Но никто не сказал нам — никто не сказал моей аппе и умме, — что то, что вы решили взять с собой, определяет то, что вы решили оставить. Это постоянный уход. Покинуть дом, покинуть сообщество, оставить язык, даже оставить определение того, что значит быть родителем. Оставляя позади то, что кажется естественным.
Мой папа не занимается спортом и не готовит бургеры в жаркий летний день. Мы никогда не ходили вместе на танцы отца и дочери. Когда вы привыкли любить друг друга на одном языке, обидно, когда общество вокруг вас говорит вам, что на самом деле ваш папа вас не любит.

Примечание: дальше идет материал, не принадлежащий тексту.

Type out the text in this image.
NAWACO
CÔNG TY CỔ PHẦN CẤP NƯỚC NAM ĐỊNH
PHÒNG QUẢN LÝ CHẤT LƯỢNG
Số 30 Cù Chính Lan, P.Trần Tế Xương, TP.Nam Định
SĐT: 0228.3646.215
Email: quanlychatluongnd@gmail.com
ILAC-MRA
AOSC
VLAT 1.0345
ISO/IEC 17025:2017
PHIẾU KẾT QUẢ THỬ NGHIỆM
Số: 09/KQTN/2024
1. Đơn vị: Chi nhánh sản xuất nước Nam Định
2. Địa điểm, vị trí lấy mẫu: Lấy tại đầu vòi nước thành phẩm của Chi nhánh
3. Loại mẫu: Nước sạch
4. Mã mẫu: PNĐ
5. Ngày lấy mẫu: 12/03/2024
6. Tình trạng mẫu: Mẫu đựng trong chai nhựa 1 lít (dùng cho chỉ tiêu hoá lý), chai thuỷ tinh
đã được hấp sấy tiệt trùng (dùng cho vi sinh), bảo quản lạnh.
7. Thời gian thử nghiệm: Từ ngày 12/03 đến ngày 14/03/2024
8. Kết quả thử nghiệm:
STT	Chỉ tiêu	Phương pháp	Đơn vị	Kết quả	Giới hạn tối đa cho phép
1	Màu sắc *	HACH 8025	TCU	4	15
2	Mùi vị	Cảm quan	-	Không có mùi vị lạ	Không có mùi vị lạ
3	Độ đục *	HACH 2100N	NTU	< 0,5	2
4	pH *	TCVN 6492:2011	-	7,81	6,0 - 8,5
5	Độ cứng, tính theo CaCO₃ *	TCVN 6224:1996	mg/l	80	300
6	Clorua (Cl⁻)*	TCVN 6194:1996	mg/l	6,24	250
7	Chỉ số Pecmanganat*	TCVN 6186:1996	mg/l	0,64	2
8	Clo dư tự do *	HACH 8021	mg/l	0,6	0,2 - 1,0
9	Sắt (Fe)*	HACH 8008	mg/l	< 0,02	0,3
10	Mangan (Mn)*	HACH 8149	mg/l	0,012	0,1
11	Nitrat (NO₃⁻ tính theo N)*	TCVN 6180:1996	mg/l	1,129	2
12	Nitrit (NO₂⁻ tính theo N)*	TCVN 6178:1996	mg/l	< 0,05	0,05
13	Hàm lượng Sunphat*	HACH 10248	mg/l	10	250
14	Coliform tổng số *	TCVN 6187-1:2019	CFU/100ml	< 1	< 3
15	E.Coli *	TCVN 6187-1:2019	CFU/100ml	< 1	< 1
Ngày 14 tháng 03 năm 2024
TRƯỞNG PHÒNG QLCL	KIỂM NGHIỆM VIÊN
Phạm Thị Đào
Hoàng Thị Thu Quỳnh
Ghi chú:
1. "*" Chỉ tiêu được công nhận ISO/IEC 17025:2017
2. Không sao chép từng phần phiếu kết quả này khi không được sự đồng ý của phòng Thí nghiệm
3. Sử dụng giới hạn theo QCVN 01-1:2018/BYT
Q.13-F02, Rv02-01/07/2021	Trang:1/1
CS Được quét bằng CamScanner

Любовь моего аппы выражается в деталях моего существа. Он заметит, когда у меня вспыхнут пятна экземы, и будет задавать вопросы вроде: «Что ты ешь? в эти дни?" или «Это чешется?» Как он без меня готовит для меня хан-як (корейское лечебное средство на травах) спрашивать. Хотя иногда на приготовление хан-яка уходит не один полный день, когда ему приходится вставать посреди ночи, чтобы посмотреть, как он варится, он это сделает. И когда я скажу ему, что у меня дома достаточно, потому что я тайно пытаюсь сэкономить его время и силы, он будет знать наизусть, сколько порций я должен был оставить, чего обычно нет. Повзрослев, я не мог этого оценить. Моя одежда пахла корнями деревьев, грязью, горькой и сильной, и она пропитывала кожу. Я был смущен. И, конечно же, целебный, горьковатый, острый вкус.
Но теперь я понимаю, что то, как мой аппа заботится о моем здоровье, — это любовь, которую трудно объяснить. Может быть, это потому, что это великая любовь, слишком великая, чтобы поместить ее в карточку, в идеально отмеченную ячейку с надписью «американский папа».

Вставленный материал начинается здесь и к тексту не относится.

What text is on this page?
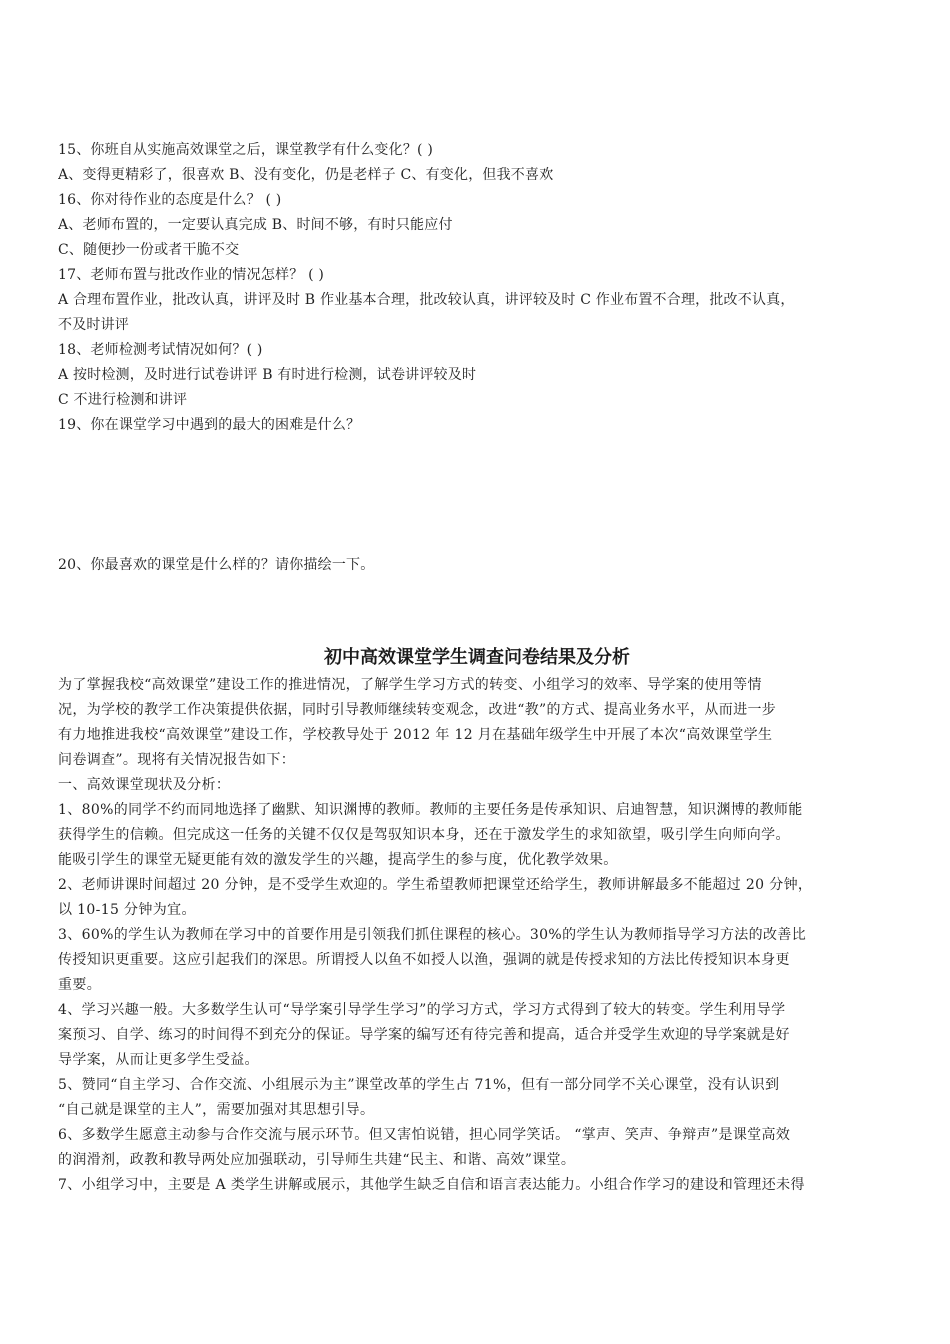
15、你班自从实施高效课堂之后，课堂教学有什么变化？( )
A、变得更精彩了，很喜欢 B、没有变化，仍是老样子 C、有变化，但我不喜欢
16、你对待作业的态度是什么？ ( )
A、老师布置的，一定要认真完成 B、时间不够，有时只能应付
C、随便抄一份或者干脆不交
17、老师布置与批改作业的情况怎样？ ( )
A 合理布置作业，批改认真，讲评及时 B 作业基本合理，批改较认真，讲评较及时 C 作业布置不合理，批改不认真，
不及时讲评
18、老师检测考试情况如何？( )
A 按时检测，及时进行试卷讲评 B 有时进行检测，试卷讲评较及时
C 不进行检测和讲评
19、你在课堂学习中遇到的最大的困难是什么？
20、你最喜欢的课堂是什么样的？请你描绘一下。
初中高效课堂学生调查问卷结果及分析
为了掌握我校“高效课堂”建设工作的推进情况，了解学生学习方式的转变、小组学习的效率、导学案的使用等情
况，为学校的教学工作决策提供依据，同时引导教师继续转变观念，改进“教”的方式、提高业务水平，从而进一步
有力地推进我校“高效课堂”建设工作，学校教导处于 2012 年 12 月在基础年级学生中开展了本次“高效课堂学生
问卷调查”。现将有关情况报告如下：
一、高效课堂现状及分析：
1、80%的同学不约而同地选择了幽默、知识渊博的教师。教师的主要任务是传承知识、启迪智慧，知识渊博的教师能
获得学生的信赖。但完成这一任务的关键不仅仅是驾驭知识本身，还在于激发学生的求知欲望，吸引学生向师向学。
能吸引学生的课堂无疑更能有效的激发学生的兴趣，提高学生的参与度，优化教学效果。
2、老师讲课时间超过 20 分钟，是不受学生欢迎的。学生希望教师把课堂还给学生，教师讲解最多不能超过 20 分钟，
以 10-15 分钟为宜。
3、60%的学生认为教师在学习中的首要作用是引领我们抓住课程的核心。30%的学生认为教师指导学习方法的改善比
传授知识更重要。这应引起我们的深思。所谓授人以鱼不如授人以渔，强调的就是传授求知的方法比传授知识本身更
重要。
4、学习兴趣一般。大多数学生认可“导学案引导学生学习”的学习方式，学习方式得到了较大的转变。学生利用导学
案预习、自学、练习的时间得不到充分的保证。导学案的编写还有待完善和提高，适合并受学生欢迎的导学案就是好
导学案，从而让更多学生受益。
5、赞同“自主学习、合作交流、小组展示为主”课堂改革的学生占 71%，但有一部分同学不关心课堂，没有认识到
“自己就是课堂的主人”，需要加强对其思想引导。
6、多数学生愿意主动参与合作交流与展示环节。但又害怕说错，担心同学笑话。 “掌声、笑声、争辩声”是课堂高效
的润滑剂，政教和教导两处应加强联动，引导师生共建“民主、和谐、高效”课堂。
7、小组学习中，主要是 A 类学生讲解或展示，其他学生缺乏自信和语言表达能力。小组合作学习的建设和管理还未得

Что значит быть корейско-американским отцом? Я действительно не знаю. Живя в двух культурах, всегда есть чувство потери от одной или другой, постоянно договариваясь. Но, возможно, дело больше в корейце, которого мы хотим сохранить, чем в американце, к которому, как мы думаем, мы должны адаптироваться. Я не сомневаюсь, что Аппа пережил нечто подобное — его коллеги рассказывали о своих отношениях с детьми. Интересно, чувствовал ли Аппа себя не в своей тарелке, достаточно ли он делает, хороший ли он отец? Как он мог выкроить время, если выжить было все, что он мог сделать? Время с дочерью было роскошью.

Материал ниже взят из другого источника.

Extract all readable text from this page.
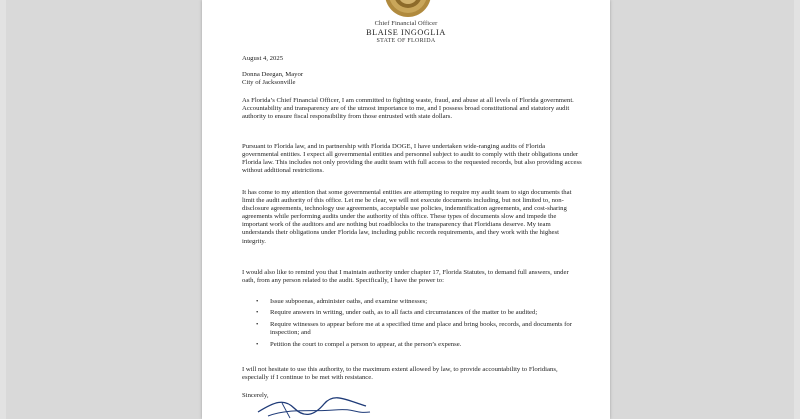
Chief Financial Officer
BLAISE INGOGLIA
STATE OF FLORIDA
August 4, 2025
Donna Deegan, Mayor
City of Jacksonville
As Florida’s Chief Financial Officer, I am committed to fighting waste, fraud, and abuse at all levels of Florida government. Accountability and transparency are of the utmost importance to me, and I possess broad constitutional and statutory audit authority to ensure fiscal responsibility from those entrusted with state dollars.
Pursuant to Florida law, and in partnership with Florida DOGE, I have undertaken wide-ranging audits of Florida governmental entities. I expect all governmental entities and personnel subject to audit to comply with their obligations under Florida law. This includes not only providing the audit team with full access to the requested records, but also providing access without additional restrictions.
It has come to my attention that some governmental entities are attempting to require my audit team to sign documents that limit the audit authority of this office. Let me be clear, we will not execute documents including, but not limited to, non-disclosure agreements, technology use agreements, acceptable use policies, indemnification agreements, and cost-sharing agreements while performing audits under the authority of this office. These types of documents slow and impede the important work of the auditors and are nothing but roadblocks to the transparency that Floridians deserve. My team understands their obligations under Florida law, including public records requirements, and they work with the highest integrity.
I would also like to remind you that I maintain authority under chapter 17, Florida Statutes, to demand full answers, under oath, from any person related to the audit. Specifically, I have the power to:
• Issue subpoenas, administer oaths, and examine witnesses;
• Require answers in writing, under oath, as to all facts and circumstances of the matter to be audited;
• Require witnesses to appear before me at a specified time and place and bring books, records, and documents for inspection; and
• Petition the court to compel a person to appear, at the person’s expense.
I will not hesitate to use this authority, to the maximum extent allowed by law, to provide accountability to Floridians, especially if I continue to be met with resistance.
Sincerely,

Конечно, есть аспекты американской культуры, которые я хотел бы видеть в том, кем является мой папа, — привязанность к начала — и было бы неплохо услышать «Я скучаю по тебе» или «Я люблю тебя». Я человек, поэтому я все еще жажду что; в то же время, тем не менее, я все еще могу испытывать любовь, которая уже есть.
В семейных отношениях нет ничего простого. И когда вы добавляете иммиграцию, она переопределяет, формирует, требует и уменьшает роли — и то, как мы общаемся и проявляем любовь. В этом нет ничего простого. Но в то время как это сложно, это также замысловато глубоко, широко и красиво, если мы только решим видеть это.